HiSilicon Kirin 9000E vs HiSilicon Kirin 960

HiSilicon Kirin 9000E or HiSilicon Kirin 9000E – which processor offers superior performance? In this comparison, we examine disparities and assess which of these two CPUs outperforms the other. We delve into technical specifications and benchmark outcomes.
The HiSilicon Kirin 9000E features 8 processor cores and has the capability to manage 8 threads concurrently.
It was released in Q4/2020 and belongs to the 9 generation of the HiSilicon Kirin series.
The HiSilicon Kirin 960 features 8 processor cores and has the capability to manage 8 threads concurrently.
It was released in Q4/2016 and belongs to the 5 generation of the HiSilicon Kirin series.

The HiSilicon Kirin 9000E has 8 CPU cores and can calculate 8 threads in parallel.
The clock frequency of the A-Core is 3.13 GHz.
The number of CPU cores greatly affects the speed of the processor and is an important performance indicator.
The HiSilicon Kirin 960 has 8 CPU cores and can calculate 8 threads in parallel.
The clock frequency of the A-Core is 2.4 GHz.
Processors with hybrid (big.LITTLE) architecture strike a balance between performance and power efficiency, making them ideal for mobile devices.

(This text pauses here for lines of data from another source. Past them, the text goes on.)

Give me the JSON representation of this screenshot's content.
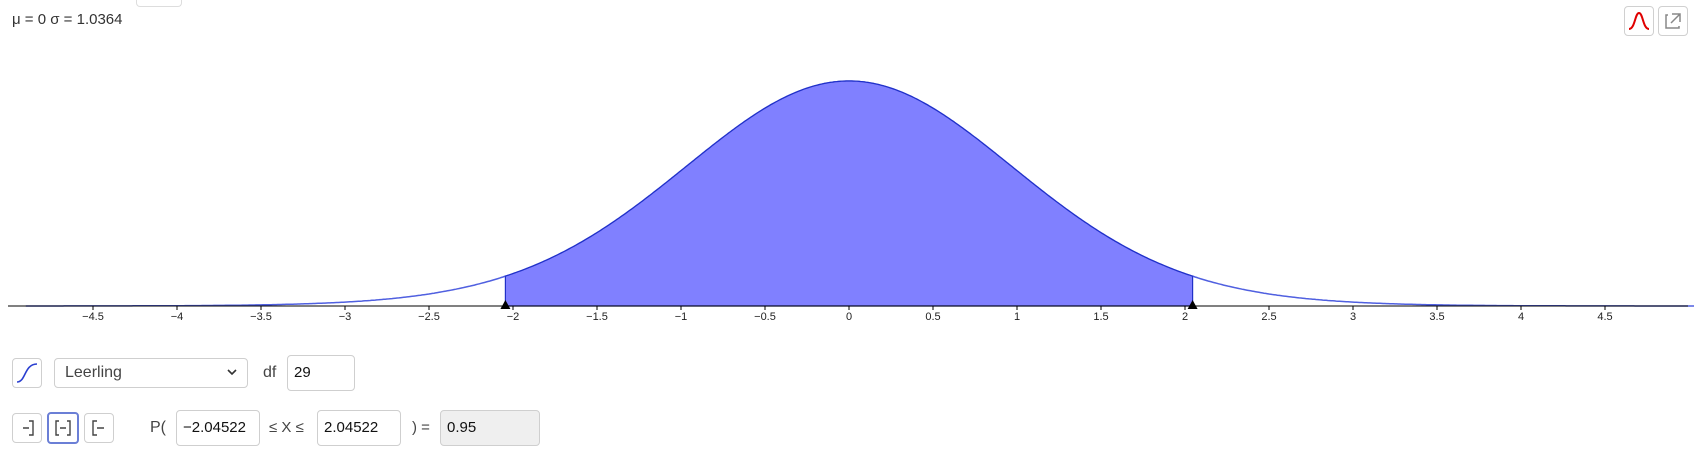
{
  "header": {
    "stats_text": "μ = 0 σ = 1.0364"
  },
  "toolbar": {
    "normal_overlay_icon": "bell-curve-icon",
    "export_icon": "export-icon"
  },
  "controls": {
    "cumulative_icon": "cumulative-curve-icon",
    "distribution": "Leerling",
    "df_label": "df",
    "df_value": "29",
    "interval_modes": [
      "left-sided-icon",
      "two-sided-icon",
      "right-sided-icon"
    ],
    "active_mode": "two-sided-icon",
    "p_open": "P(",
    "lower_value": "−2.04522",
    "le_x_le": "≤ X ≤",
    "upper_value": "2.04522",
    "p_close": ") =",
    "result": "0.95"
  },
  "chart_data": {
    "type": "area",
    "distribution": "Student t",
    "df": 29,
    "shaded_interval": [
      -2.04522,
      2.04522
    ],
    "probability": 0.95,
    "xlim": [
      -4.9,
      5.1
    ],
    "x_ticks": [
      "-4.5",
      "-4",
      "-3.5",
      "-3",
      "-2.5",
      "-2",
      "-1.5",
      "-1",
      "-0.5",
      "0",
      "0.5",
      "1",
      "1.5",
      "2",
      "2.5",
      "3",
      "3.5",
      "4",
      "4.5"
    ],
    "colors": {
      "fill": "#8080ff",
      "line": "#1a2fd0",
      "axis": "#000000"
    }
  }
}
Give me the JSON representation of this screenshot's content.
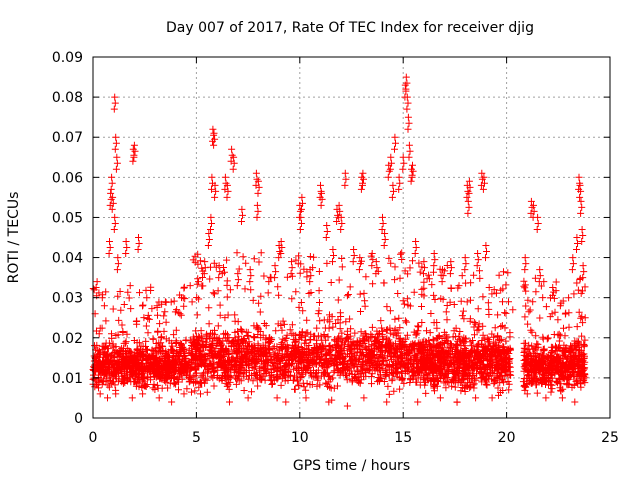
{
  "chart_data": {
    "type": "scatter",
    "title": "Day 007 of 2017, Rate Of TEC Index for receiver djig",
    "xlabel": "GPS time / hours",
    "ylabel": "ROTI / TECUs",
    "xlim": [
      0,
      25
    ],
    "ylim": [
      0,
      0.09
    ],
    "x_ticks": [
      0,
      5,
      10,
      15,
      20,
      25
    ],
    "x_tick_labels": [
      "0",
      "5",
      "10",
      "15",
      "20",
      "25"
    ],
    "y_ticks": [
      0,
      0.01,
      0.02,
      0.03,
      0.04,
      0.05,
      0.06,
      0.07,
      0.08,
      0.09
    ],
    "y_tick_labels": [
      "0",
      "0.01",
      "0.02",
      "0.03",
      "0.04",
      "0.05",
      "0.06",
      "0.07",
      "0.08",
      "0.09"
    ],
    "grid": true,
    "marker": "+",
    "marker_color": "#ff0000",
    "series": [
      {
        "name": "ROTI",
        "points": [
          [
            0.1,
            0.026
          ],
          [
            0.2,
            0.034
          ],
          [
            0.3,
            0.021
          ],
          [
            0.45,
            0.03
          ],
          [
            0.55,
            0.028
          ],
          [
            0.8,
            0.044
          ],
          [
            0.85,
            0.056
          ],
          [
            0.9,
            0.06
          ],
          [
            0.95,
            0.055
          ],
          [
            1.05,
            0.08
          ],
          [
            1.1,
            0.07
          ],
          [
            1.15,
            0.065
          ],
          [
            1.05,
            0.05
          ],
          [
            1.2,
            0.04
          ],
          [
            1.6,
            0.044
          ],
          [
            1.8,
            0.033
          ],
          [
            1.95,
            0.067
          ],
          [
            2.0,
            0.068
          ],
          [
            2.2,
            0.045
          ],
          [
            2.6,
            0.03
          ],
          [
            3.1,
            0.028
          ],
          [
            3.5,
            0.029
          ],
          [
            4.2,
            0.026
          ],
          [
            4.7,
            0.033
          ],
          [
            5.1,
            0.034
          ],
          [
            5.4,
            0.039
          ],
          [
            5.6,
            0.046
          ],
          [
            5.7,
            0.05
          ],
          [
            5.75,
            0.06
          ],
          [
            5.8,
            0.072
          ],
          [
            5.85,
            0.071
          ],
          [
            5.9,
            0.058
          ],
          [
            6.1,
            0.038
          ],
          [
            6.4,
            0.06
          ],
          [
            6.5,
            0.058
          ],
          [
            6.7,
            0.067
          ],
          [
            6.8,
            0.065
          ],
          [
            7.0,
            0.036
          ],
          [
            7.2,
            0.052
          ],
          [
            7.6,
            0.037
          ],
          [
            7.9,
            0.061
          ],
          [
            8.0,
            0.059
          ],
          [
            7.95,
            0.053
          ],
          [
            8.5,
            0.034
          ],
          [
            8.8,
            0.038
          ],
          [
            9.0,
            0.043
          ],
          [
            9.1,
            0.044
          ],
          [
            9.6,
            0.039
          ],
          [
            10.0,
            0.053
          ],
          [
            10.05,
            0.05
          ],
          [
            10.1,
            0.055
          ],
          [
            10.5,
            0.037
          ],
          [
            11.0,
            0.058
          ],
          [
            11.05,
            0.056
          ],
          [
            11.3,
            0.048
          ],
          [
            11.6,
            0.042
          ],
          [
            11.8,
            0.052
          ],
          [
            11.9,
            0.053
          ],
          [
            12.0,
            0.05
          ],
          [
            12.2,
            0.061
          ],
          [
            12.6,
            0.042
          ],
          [
            12.9,
            0.04
          ],
          [
            13.0,
            0.06
          ],
          [
            13.05,
            0.061
          ],
          [
            13.5,
            0.041
          ],
          [
            13.7,
            0.039
          ],
          [
            14.0,
            0.05
          ],
          [
            14.1,
            0.046
          ],
          [
            14.3,
            0.063
          ],
          [
            14.4,
            0.065
          ],
          [
            14.5,
            0.058
          ],
          [
            14.6,
            0.07
          ],
          [
            14.8,
            0.06
          ],
          [
            15.0,
            0.065
          ],
          [
            15.1,
            0.083
          ],
          [
            15.15,
            0.085
          ],
          [
            15.2,
            0.08
          ],
          [
            15.25,
            0.075
          ],
          [
            15.3,
            0.068
          ],
          [
            15.4,
            0.062
          ],
          [
            15.45,
            0.063
          ],
          [
            15.6,
            0.044
          ],
          [
            16.0,
            0.039
          ],
          [
            16.5,
            0.041
          ],
          [
            16.9,
            0.037
          ],
          [
            17.3,
            0.039
          ],
          [
            17.7,
            0.033
          ],
          [
            18.0,
            0.04
          ],
          [
            18.1,
            0.058
          ],
          [
            18.15,
            0.054
          ],
          [
            18.2,
            0.059
          ],
          [
            18.6,
            0.041
          ],
          [
            18.8,
            0.061
          ],
          [
            18.9,
            0.06
          ],
          [
            19.0,
            0.043
          ],
          [
            19.4,
            0.032
          ],
          [
            19.8,
            0.029
          ],
          [
            20.3,
            0.027
          ],
          [
            20.9,
            0.04
          ],
          [
            21.2,
            0.054
          ],
          [
            21.3,
            0.053
          ],
          [
            21.5,
            0.05
          ],
          [
            21.6,
            0.037
          ],
          [
            21.8,
            0.034
          ],
          [
            22.2,
            0.026
          ],
          [
            22.6,
            0.028
          ],
          [
            23.0,
            0.03
          ],
          [
            23.2,
            0.04
          ],
          [
            23.4,
            0.045
          ],
          [
            23.5,
            0.06
          ],
          [
            23.55,
            0.058
          ],
          [
            23.6,
            0.054
          ],
          [
            23.65,
            0.047
          ],
          [
            23.7,
            0.038
          ],
          [
            23.8,
            0.025
          ],
          [
            0.35,
            0.006
          ],
          [
            0.7,
            0.005
          ],
          [
            1.1,
            0.006
          ],
          [
            1.9,
            0.005
          ],
          [
            2.4,
            0.006
          ],
          [
            3.2,
            0.005
          ],
          [
            3.8,
            0.004
          ],
          [
            4.4,
            0.006
          ],
          [
            5.2,
            0.006
          ],
          [
            6.6,
            0.004
          ],
          [
            7.5,
            0.005
          ],
          [
            8.9,
            0.005
          ],
          [
            10.3,
            0.005
          ],
          [
            11.4,
            0.004
          ],
          [
            12.3,
            0.003
          ],
          [
            13.1,
            0.005
          ],
          [
            14.2,
            0.004
          ],
          [
            15.7,
            0.004
          ],
          [
            16.8,
            0.005
          ],
          [
            17.6,
            0.004
          ],
          [
            18.5,
            0.005
          ],
          [
            19.3,
            0.005
          ],
          [
            20.1,
            0.007
          ],
          [
            21.0,
            0.006
          ],
          [
            21.9,
            0.005
          ],
          [
            22.7,
            0.005
          ],
          [
            23.3,
            0.004
          ]
        ]
      }
    ],
    "dense_band": {
      "segments": [
        {
          "x_range": [
            0.0,
            4.8
          ],
          "y_center": 0.013,
          "y_spread": 0.009,
          "count": 900
        },
        {
          "x_range": [
            4.8,
            15.8
          ],
          "y_center": 0.015,
          "y_spread": 0.012,
          "count": 2400
        },
        {
          "x_range": [
            15.8,
            20.2
          ],
          "y_center": 0.014,
          "y_spread": 0.011,
          "count": 900
        },
        {
          "x_range": [
            20.8,
            23.8
          ],
          "y_center": 0.013,
          "y_spread": 0.01,
          "count": 600
        }
      ],
      "gap_x_range": [
        20.2,
        20.8
      ]
    }
  }
}
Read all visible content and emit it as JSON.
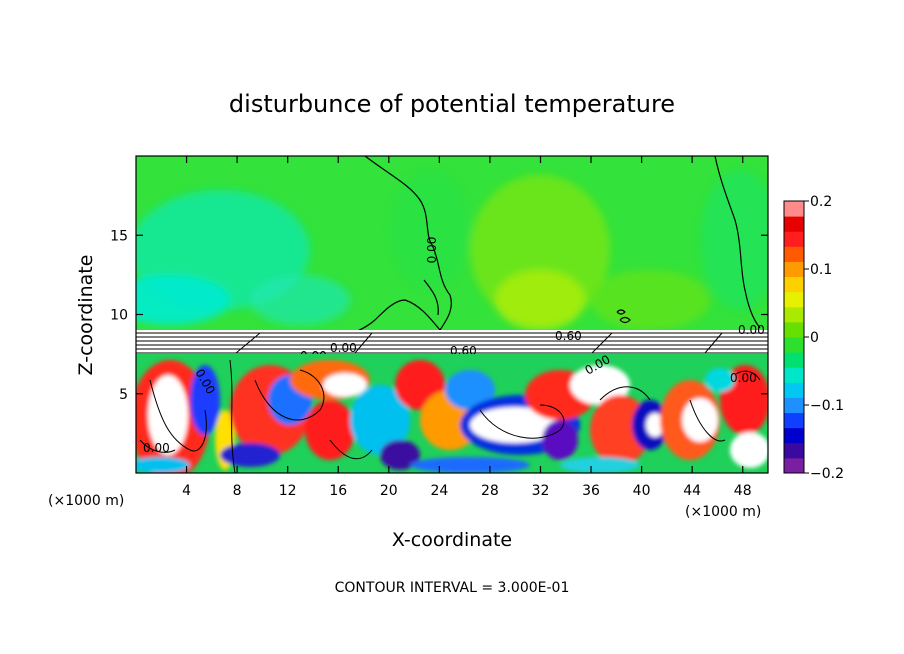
{
  "chart_data": {
    "type": "heatmap",
    "title": "disturbunce of potential temperature",
    "xlabel": "X-coordinate",
    "ylabel": "Z-coordinate",
    "x_unit": "(×1000 m)",
    "y_unit": "(×1000 m)",
    "xlim": [
      0,
      50
    ],
    "ylim": [
      0,
      20
    ],
    "x_ticks": [
      4,
      8,
      12,
      16,
      20,
      24,
      28,
      32,
      36,
      40,
      44,
      48
    ],
    "y_ticks": [
      5,
      10,
      15
    ],
    "x_tick_labels": [
      "4",
      "8",
      "12",
      "16",
      "20",
      "24",
      "28",
      "32",
      "36",
      "40",
      "44",
      "48"
    ],
    "y_tick_labels": [
      "5",
      "10",
      "15"
    ],
    "colorbar": {
      "min": -0.2,
      "max": 0.2,
      "ticks": [
        0.2,
        0.1,
        0,
        -0.1,
        -0.2
      ],
      "tick_labels": [
        "0.2",
        "0.1",
        "0",
        "−0.1",
        "−0.2"
      ],
      "colors": [
        "#7a1fa2",
        "#3a0aa0",
        "#0000cc",
        "#1040ff",
        "#1e90ff",
        "#00c8f0",
        "#00e6c8",
        "#00e070",
        "#2ee02e",
        "#66e000",
        "#aaea00",
        "#e6f000",
        "#ffd000",
        "#ff9a00",
        "#ff5a00",
        "#ff1e1e",
        "#e60000",
        "#ff8a8a"
      ]
    },
    "contour_labels": [
      "0.00",
      "0.00",
      "0.00",
      "0.00",
      "0.60",
      "0.00",
      "0.60",
      "0.00",
      "0.00",
      "0.00"
    ],
    "contour_interval": "CONTOUR INTERVAL = 3.000E-01"
  }
}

The HiSilicon Kirin 9000E has integrated graphics, called iGPU for short.
The iGPU uses the system's main memory as graphics memory and sits on the processor's die.
The HiSilicon Kirin 960 has integrated graphics, called iGPU for short.
Specifically, the HiSilicon Kirin 960 uses the ARM Mali-G71 MP8, which has 256 texture shaders
and 8 execution units.

A photo or video codec that is accelerated in hardware can greatly accelerate the working speed of a processor and extend the battery life of notebooks or smartphones when playing videos.

TDP indicates the cooling solution needed to effectively manage the processor's heat. It generally provides an approximate indication of the actual power consumption of the CPU itself.
The processor has a thermal design power (TDP) of 5 W watts.

The HiSilicon Kirin 9000E is manufactured using a 5 nm process.
A smaller manufacturing process indicates a more contemporary and energy-efficient CPU.
A substantial cache can significantly enhance the processor's performance, particularly in scenarios like gaming.
The HiSilicon Kirin 960 is manufactured using a 16 nm process.
In total, this processor boasts a generous 4.0 MB cache.